To this day I am leery of hay rack rides. So when I got the email from the mom's club about going to the Dillinger's Buffalo Ranch and read that you took a hay ride to the buffalo I swallowed hard. Should I go? Should I take my daughter to such an event or not. I decided it was a beautiful day so we were going to do it. We arrived. We got to touch the pelts, horns and bones of this wild animal that is unafraid of anything before even getting on the wagon. When we came out of the barn I saw my nemesis. My pulse quickened. The wagon looked safe. It had bars on all sides so surely nothing will happen. As we left I noticed we were on a path that eased my mind. Then all of a sudden we were in a field....memories flooded me and I found my heart pounding and my mind saying its gonna be OK. Then we entered a wooded thicket...crossed a small creek....mind still racing....came to a fence...went in and stopped...deep breath and sigh of relief.

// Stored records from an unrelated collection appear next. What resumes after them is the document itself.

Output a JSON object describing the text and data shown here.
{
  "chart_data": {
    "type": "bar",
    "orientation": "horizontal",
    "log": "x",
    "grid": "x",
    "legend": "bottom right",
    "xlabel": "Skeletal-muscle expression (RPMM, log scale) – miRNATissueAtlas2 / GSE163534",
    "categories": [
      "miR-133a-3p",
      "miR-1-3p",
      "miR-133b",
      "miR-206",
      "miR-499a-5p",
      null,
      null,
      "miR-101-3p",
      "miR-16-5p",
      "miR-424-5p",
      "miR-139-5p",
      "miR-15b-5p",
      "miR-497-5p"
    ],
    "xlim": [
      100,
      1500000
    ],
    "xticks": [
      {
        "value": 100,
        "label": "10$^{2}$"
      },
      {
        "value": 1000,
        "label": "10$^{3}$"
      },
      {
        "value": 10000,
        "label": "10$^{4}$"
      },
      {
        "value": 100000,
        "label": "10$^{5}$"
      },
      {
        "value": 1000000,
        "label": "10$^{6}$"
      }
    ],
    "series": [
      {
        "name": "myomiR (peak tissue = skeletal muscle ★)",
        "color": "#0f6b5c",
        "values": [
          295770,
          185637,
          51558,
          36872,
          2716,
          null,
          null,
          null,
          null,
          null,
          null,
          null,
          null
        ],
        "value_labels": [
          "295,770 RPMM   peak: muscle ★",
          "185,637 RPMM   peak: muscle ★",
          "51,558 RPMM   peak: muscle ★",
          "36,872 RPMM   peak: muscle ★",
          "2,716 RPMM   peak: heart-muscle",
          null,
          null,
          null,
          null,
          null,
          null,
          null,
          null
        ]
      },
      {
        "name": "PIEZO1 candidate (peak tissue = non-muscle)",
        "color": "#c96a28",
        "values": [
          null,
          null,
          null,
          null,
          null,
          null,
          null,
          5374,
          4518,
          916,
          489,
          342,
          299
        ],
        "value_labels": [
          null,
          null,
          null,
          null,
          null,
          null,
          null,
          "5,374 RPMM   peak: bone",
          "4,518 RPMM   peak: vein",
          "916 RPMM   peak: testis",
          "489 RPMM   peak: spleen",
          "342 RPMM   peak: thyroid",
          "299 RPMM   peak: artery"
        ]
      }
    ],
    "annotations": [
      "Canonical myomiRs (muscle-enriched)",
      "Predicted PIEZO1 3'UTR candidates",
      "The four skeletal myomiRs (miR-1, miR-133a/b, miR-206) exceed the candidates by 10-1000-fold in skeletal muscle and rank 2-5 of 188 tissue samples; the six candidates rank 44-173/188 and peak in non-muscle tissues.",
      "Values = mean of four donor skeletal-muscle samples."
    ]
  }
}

Once we stopped the buffalo came and surrounded the wagon. The kids got buckets of pellets they could feed the buffalo. Some were timid and just threw them at the beasts. Others let them eat right out of there hands. There were babies among them who follow close to their mothers. They were not allowed to venture to close to the wagon. I guess buffaloes have a matriarchal hierarchy.
Exposing Charleigh to the buffalo was fun. I am not sure how impressed she was with the massive animals. She watched the kids as the fed the buffaloes more than the animals I think. But the trip was worth it because I had to face a fear to do something fun for my daughter. And I think I pulled it off with no one even knowing how apprehensive I was.